Institute math scholar wins national award

Robert P. Langlands receives American Mathematical Society Steele Prize.

By: David Campbell
   Institute for Advanced Study mathematician Robert P. Langlands has been awarded the American Mathematical Society’s 2005 Leroy P. Steele Prize for a Seminal Contribution to Research, the institute has announced.
   The Steele Prize is one of the highest distinctions in mathematics, according to the AMS. Three are awarded annually to mathematicians working in the United States in recognition of lifetime achievement, mathematical exposition and seminal contribution to research, for which Dr. Langlands, who is Hermann Weyl Professor of Mathematics at the institute, was honored.
   In granting its award, the AMS cited Dr. Langlands’ groundbreaking 1970 paper, "Problems in the theory of automorphic forms."
   This paper launched what has become known as the Langlands Program, a series of conjectures that posit relations among seemingly unrelated concepts in number theory, algebraic geometry and the theory of automorphic forms, the institute said.

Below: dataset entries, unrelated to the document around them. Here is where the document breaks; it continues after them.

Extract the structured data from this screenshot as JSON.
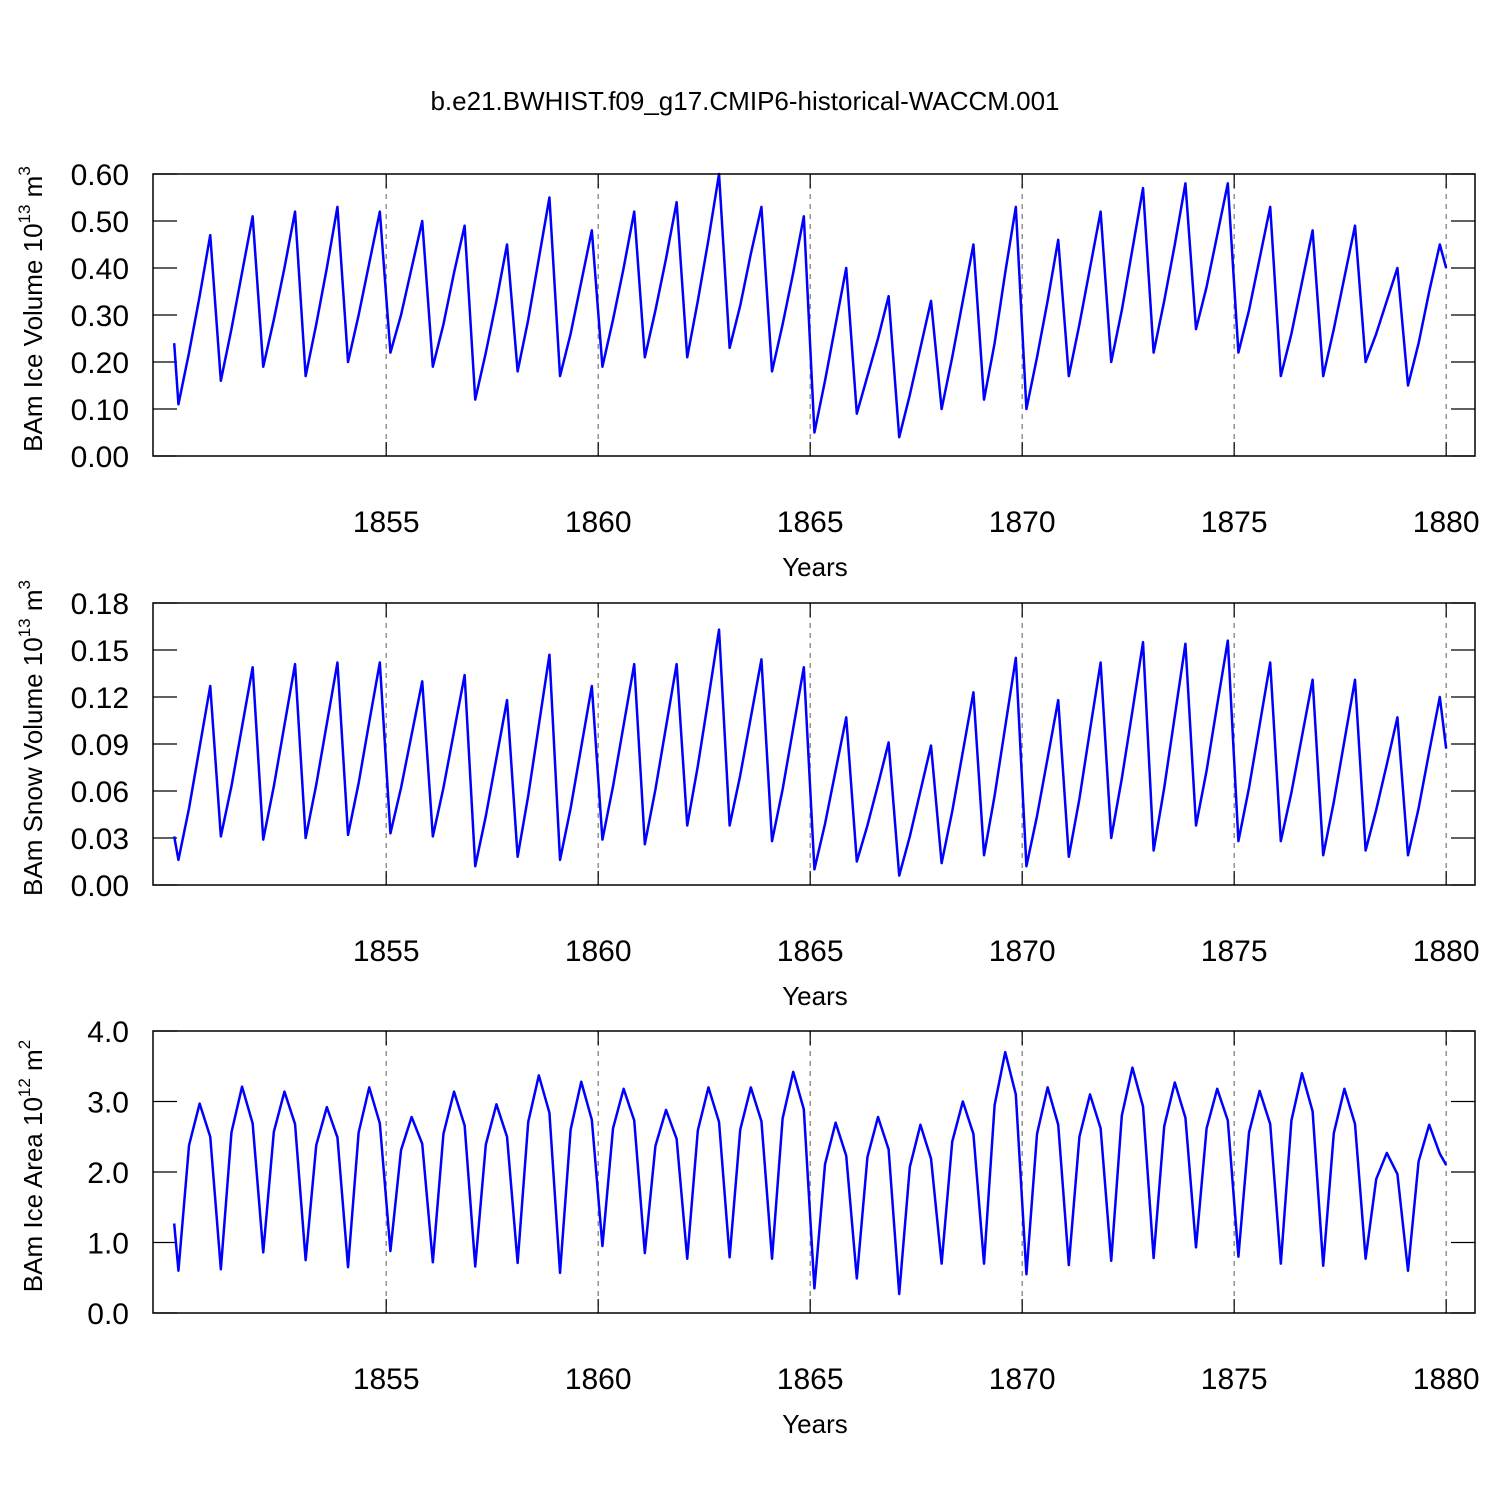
{
  "title": "b.e21.BWHIST.f09_g17.CMIP6-historical-WACCM.001",
  "chart_data": [
    {
      "type": "line",
      "ylabel": [
        "BAm Ice Volume 10",
        "13",
        " m",
        "3"
      ],
      "xlabel": "Years",
      "x": [
        1850,
        1850.1,
        1850.35,
        1850.6,
        1850.85,
        1851.1,
        1851.35,
        1851.6,
        1851.85,
        1852.1,
        1852.35,
        1852.6,
        1852.85,
        1853.1,
        1853.35,
        1853.6,
        1853.85,
        1854.1,
        1854.35,
        1854.6,
        1854.85,
        1855.1,
        1855.35,
        1855.6,
        1855.85,
        1856.1,
        1856.35,
        1856.6,
        1856.85,
        1857.1,
        1857.35,
        1857.6,
        1857.85,
        1858.1,
        1858.35,
        1858.6,
        1858.85,
        1859.1,
        1859.35,
        1859.6,
        1859.85,
        1860.1,
        1860.35,
        1860.6,
        1860.85,
        1861.1,
        1861.35,
        1861.6,
        1861.85,
        1862.1,
        1862.35,
        1862.6,
        1862.85,
        1863.1,
        1863.35,
        1863.6,
        1863.85,
        1864.1,
        1864.35,
        1864.6,
        1864.85,
        1865.1,
        1865.35,
        1865.6,
        1865.85,
        1866.1,
        1866.35,
        1866.6,
        1866.85,
        1867.1,
        1867.35,
        1867.6,
        1867.85,
        1868.1,
        1868.35,
        1868.6,
        1868.85,
        1869.1,
        1869.35,
        1869.6,
        1869.85,
        1870.1,
        1870.35,
        1870.6,
        1870.85,
        1871.1,
        1871.35,
        1871.6,
        1871.85,
        1872.1,
        1872.35,
        1872.6,
        1872.85,
        1873.1,
        1873.35,
        1873.6,
        1873.85,
        1874.1,
        1874.35,
        1874.6,
        1874.85,
        1875.1,
        1875.35,
        1875.6,
        1875.85,
        1876.1,
        1876.35,
        1876.6,
        1876.85,
        1877.1,
        1877.35,
        1877.6,
        1877.85,
        1878.1,
        1878.35,
        1878.6,
        1878.85,
        1879.1,
        1879.35,
        1879.6,
        1879.85,
        1880
      ],
      "series": [
        {
          "color": "#0000ff",
          "values": [
            0.24,
            0.11,
            0.22,
            0.34,
            0.47,
            0.16,
            0.27,
            0.39,
            0.51,
            0.19,
            0.29,
            0.4,
            0.52,
            0.17,
            0.28,
            0.4,
            0.53,
            0.2,
            0.3,
            0.41,
            0.52,
            0.22,
            0.3,
            0.4,
            0.5,
            0.19,
            0.28,
            0.39,
            0.49,
            0.12,
            0.22,
            0.33,
            0.45,
            0.18,
            0.29,
            0.42,
            0.55,
            0.17,
            0.26,
            0.37,
            0.48,
            0.19,
            0.29,
            0.4,
            0.52,
            0.21,
            0.31,
            0.42,
            0.54,
            0.21,
            0.33,
            0.46,
            0.6,
            0.23,
            0.32,
            0.43,
            0.53,
            0.18,
            0.28,
            0.39,
            0.51,
            0.05,
            0.16,
            0.28,
            0.4,
            0.09,
            0.17,
            0.25,
            0.34,
            0.04,
            0.13,
            0.23,
            0.33,
            0.1,
            0.21,
            0.33,
            0.45,
            0.12,
            0.24,
            0.39,
            0.53,
            0.1,
            0.21,
            0.33,
            0.46,
            0.17,
            0.28,
            0.4,
            0.52,
            0.2,
            0.31,
            0.44,
            0.57,
            0.22,
            0.33,
            0.45,
            0.58,
            0.27,
            0.36,
            0.47,
            0.58,
            0.22,
            0.31,
            0.42,
            0.53,
            0.17,
            0.26,
            0.37,
            0.48,
            0.17,
            0.27,
            0.38,
            0.49,
            0.2,
            0.26,
            0.33,
            0.4,
            0.15,
            0.24,
            0.35,
            0.45,
            0.4
          ]
        }
      ],
      "xlim": [
        1849.5,
        1880.68
      ],
      "xticks": [
        1855,
        1860,
        1865,
        1870,
        1875,
        1880
      ],
      "ylim": [
        0,
        0.6
      ],
      "yticks": [
        {
          "value": 0,
          "label": "0.00"
        },
        {
          "value": 0.1,
          "label": "0.10"
        },
        {
          "value": 0.2,
          "label": "0.20"
        },
        {
          "value": 0.3,
          "label": "0.30"
        },
        {
          "value": 0.4,
          "label": "0.40"
        },
        {
          "value": 0.5,
          "label": "0.50"
        },
        {
          "value": 0.6,
          "label": "0.60"
        }
      ],
      "grid": "x"
    },
    {
      "type": "line",
      "ylabel": [
        "BAm Snow Volume 10",
        "13",
        " m",
        "3"
      ],
      "xlabel": "Years",
      "x": [
        1850,
        1850.1,
        1850.35,
        1850.6,
        1850.85,
        1851.1,
        1851.35,
        1851.6,
        1851.85,
        1852.1,
        1852.35,
        1852.6,
        1852.85,
        1853.1,
        1853.35,
        1853.6,
        1853.85,
        1854.1,
        1854.35,
        1854.6,
        1854.85,
        1855.1,
        1855.35,
        1855.6,
        1855.85,
        1856.1,
        1856.35,
        1856.6,
        1856.85,
        1857.1,
        1857.35,
        1857.6,
        1857.85,
        1858.1,
        1858.35,
        1858.6,
        1858.85,
        1859.1,
        1859.35,
        1859.6,
        1859.85,
        1860.1,
        1860.35,
        1860.6,
        1860.85,
        1861.1,
        1861.35,
        1861.6,
        1861.85,
        1862.1,
        1862.35,
        1862.6,
        1862.85,
        1863.1,
        1863.35,
        1863.6,
        1863.85,
        1864.1,
        1864.35,
        1864.6,
        1864.85,
        1865.1,
        1865.35,
        1865.6,
        1865.85,
        1866.1,
        1866.35,
        1866.6,
        1866.85,
        1867.1,
        1867.35,
        1867.6,
        1867.85,
        1868.1,
        1868.35,
        1868.6,
        1868.85,
        1869.1,
        1869.35,
        1869.6,
        1869.85,
        1870.1,
        1870.35,
        1870.6,
        1870.85,
        1871.1,
        1871.35,
        1871.6,
        1871.85,
        1872.1,
        1872.35,
        1872.6,
        1872.85,
        1873.1,
        1873.35,
        1873.6,
        1873.85,
        1874.1,
        1874.35,
        1874.6,
        1874.85,
        1875.1,
        1875.35,
        1875.6,
        1875.85,
        1876.1,
        1876.35,
        1876.6,
        1876.85,
        1877.1,
        1877.35,
        1877.6,
        1877.85,
        1878.1,
        1878.35,
        1878.6,
        1878.85,
        1879.1,
        1879.35,
        1879.6,
        1879.85,
        1880
      ],
      "series": [
        {
          "color": "#0000ff",
          "values": [
            0.031,
            0.016,
            0.049,
            0.088,
            0.127,
            0.031,
            0.063,
            0.101,
            0.139,
            0.029,
            0.063,
            0.102,
            0.141,
            0.03,
            0.064,
            0.103,
            0.142,
            0.032,
            0.065,
            0.104,
            0.142,
            0.033,
            0.062,
            0.096,
            0.13,
            0.031,
            0.062,
            0.098,
            0.134,
            0.012,
            0.044,
            0.081,
            0.118,
            0.018,
            0.057,
            0.102,
            0.147,
            0.016,
            0.049,
            0.088,
            0.127,
            0.029,
            0.063,
            0.102,
            0.141,
            0.026,
            0.061,
            0.101,
            0.141,
            0.038,
            0.076,
            0.119,
            0.163,
            0.038,
            0.07,
            0.107,
            0.144,
            0.028,
            0.061,
            0.1,
            0.139,
            0.01,
            0.039,
            0.073,
            0.107,
            0.015,
            0.038,
            0.064,
            0.091,
            0.006,
            0.031,
            0.06,
            0.089,
            0.014,
            0.047,
            0.085,
            0.123,
            0.019,
            0.057,
            0.101,
            0.145,
            0.012,
            0.044,
            0.081,
            0.118,
            0.018,
            0.055,
            0.099,
            0.142,
            0.03,
            0.068,
            0.111,
            0.155,
            0.022,
            0.062,
            0.108,
            0.154,
            0.038,
            0.073,
            0.115,
            0.156,
            0.028,
            0.062,
            0.102,
            0.142,
            0.028,
            0.059,
            0.095,
            0.131,
            0.019,
            0.053,
            0.092,
            0.131,
            0.022,
            0.048,
            0.077,
            0.107,
            0.019,
            0.049,
            0.085,
            0.12,
            0.087
          ]
        }
      ],
      "xlim": [
        1849.5,
        1880.68
      ],
      "xticks": [
        1855,
        1860,
        1865,
        1870,
        1875,
        1880
      ],
      "ylim": [
        0,
        0.18
      ],
      "yticks": [
        {
          "value": 0,
          "label": "0.00"
        },
        0.03,
        0.06,
        0.09,
        0.12,
        0.15,
        0.18
      ],
      "grid": "x"
    },
    {
      "type": "line",
      "ylabel": [
        "BAm Ice Area 10",
        "12",
        " m",
        "2"
      ],
      "xlabel": "Years",
      "x": [
        1850,
        1850.1,
        1850.35,
        1850.6,
        1850.85,
        1851.1,
        1851.35,
        1851.6,
        1851.85,
        1852.1,
        1852.35,
        1852.6,
        1852.85,
        1853.1,
        1853.35,
        1853.6,
        1853.85,
        1854.1,
        1854.35,
        1854.6,
        1854.85,
        1855.1,
        1855.35,
        1855.6,
        1855.85,
        1856.1,
        1856.35,
        1856.6,
        1856.85,
        1857.1,
        1857.35,
        1857.6,
        1857.85,
        1858.1,
        1858.35,
        1858.6,
        1858.85,
        1859.1,
        1859.35,
        1859.6,
        1859.85,
        1860.1,
        1860.35,
        1860.6,
        1860.85,
        1861.1,
        1861.35,
        1861.6,
        1861.85,
        1862.1,
        1862.35,
        1862.6,
        1862.85,
        1863.1,
        1863.35,
        1863.6,
        1863.85,
        1864.1,
        1864.35,
        1864.6,
        1864.85,
        1865.1,
        1865.35,
        1865.6,
        1865.85,
        1866.1,
        1866.35,
        1866.6,
        1866.85,
        1867.1,
        1867.35,
        1867.6,
        1867.85,
        1868.1,
        1868.35,
        1868.6,
        1868.85,
        1869.1,
        1869.35,
        1869.6,
        1869.85,
        1870.1,
        1870.35,
        1870.6,
        1870.85,
        1871.1,
        1871.35,
        1871.6,
        1871.85,
        1872.1,
        1872.35,
        1872.6,
        1872.85,
        1873.1,
        1873.35,
        1873.6,
        1873.85,
        1874.1,
        1874.35,
        1874.6,
        1874.85,
        1875.1,
        1875.35,
        1875.6,
        1875.85,
        1876.1,
        1876.35,
        1876.6,
        1876.85,
        1877.1,
        1877.35,
        1877.6,
        1877.85,
        1878.1,
        1878.35,
        1878.6,
        1878.85,
        1879.1,
        1879.35,
        1879.6,
        1879.85,
        1880
      ],
      "series": [
        {
          "color": "#0000ff",
          "values": [
            1.27,
            0.6,
            2.38,
            2.97,
            2.5,
            0.62,
            2.56,
            3.21,
            2.69,
            0.86,
            2.57,
            3.14,
            2.68,
            0.75,
            2.38,
            2.92,
            2.49,
            0.65,
            2.56,
            3.2,
            2.69,
            0.88,
            2.31,
            2.78,
            2.4,
            0.72,
            2.54,
            3.14,
            2.66,
            0.66,
            2.39,
            2.96,
            2.5,
            0.71,
            2.71,
            3.37,
            2.84,
            0.57,
            2.6,
            3.28,
            2.74,
            0.95,
            2.62,
            3.18,
            2.73,
            0.85,
            2.37,
            2.88,
            2.47,
            0.77,
            2.59,
            3.2,
            2.71,
            0.79,
            2.6,
            3.2,
            2.72,
            0.77,
            2.76,
            3.42,
            2.89,
            0.35,
            2.11,
            2.7,
            2.23,
            0.49,
            2.21,
            2.78,
            2.32,
            0.27,
            2.07,
            2.67,
            2.19,
            0.7,
            2.43,
            3.0,
            2.54,
            0.7,
            2.95,
            3.7,
            3.1,
            0.55,
            2.54,
            3.2,
            2.67,
            0.68,
            2.5,
            3.1,
            2.62,
            0.74,
            2.8,
            3.48,
            2.93,
            0.78,
            2.65,
            3.27,
            2.77,
            0.93,
            2.62,
            3.18,
            2.73,
            0.8,
            2.56,
            3.15,
            2.68,
            0.7,
            2.73,
            3.4,
            2.86,
            0.67,
            2.55,
            3.18,
            2.68,
            0.77,
            1.9,
            2.27,
            1.97,
            0.6,
            2.15,
            2.67,
            2.26,
            2.1
          ]
        }
      ],
      "xlim": [
        1849.5,
        1880.68
      ],
      "xticks": [
        1855,
        1860,
        1865,
        1870,
        1875,
        1880
      ],
      "ylim": [
        0,
        4
      ],
      "yticks": [
        {
          "value": 0,
          "label": "0.0"
        },
        {
          "value": 1,
          "label": "1.0"
        },
        {
          "value": 2,
          "label": "2.0"
        },
        {
          "value": 3,
          "label": "3.0"
        },
        {
          "value": 4,
          "label": "4.0"
        }
      ],
      "grid": "x"
    }
  ]
}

According to the AMS, the Langlands conjectures provide a unifying principle for investigations in different areas.
   Mathematicians have been working on these conjectures for the past three decades, the institute said.
   "As a result of this paper, the systematic relation between global and local theory and the systematic use of adele groups became fixtures in the subject," the AMS award citation states. "It’s hard to think of any other instance in the history of mathematics where conjectures gave so accurate a road map of what would turn out to be true in so many different situations. And few other conjectures have generated so much research of such high quality."
   Dr. Langlands is a graduate of the University of British Columbia and received his doctorate from Yale University. He taught at Princeton and Yale universities before joining the institute faculty in 1972.
   His previous honors include the AMS’s Cole Prize in 1982, the Common Wealth Award in 1984 and the first National Academy of Sciences Award in Mathematics in 1988. He also received the Wolf Prize in Mathematics in 1996, jointly with Andrew Wiles, and the Grande Médaille d’Or of the Paris Academy of Sciences in 2000, the institute said.
   Past recipients of the Steele Prize include current institute faculty members Phillip A. Griffiths in 1971, and Robert MacPherson in 2002, jointly with institute member Mark Goresky. Former faculty members Armand Borel, John W. Milnor, André Weil and Hassler Whitney, as well as numerous institute members, have also been recipients, the institute said.
   The AMS was founded in 1888 to further mathematical research and scholarship. The 29,000-member society’s programs and services seek to promote mathematical research, strengthen mathematical education, and foster awareness and appreciation of mathematics and its connections to other disciplines and to everyday life, according to the AMS Web site.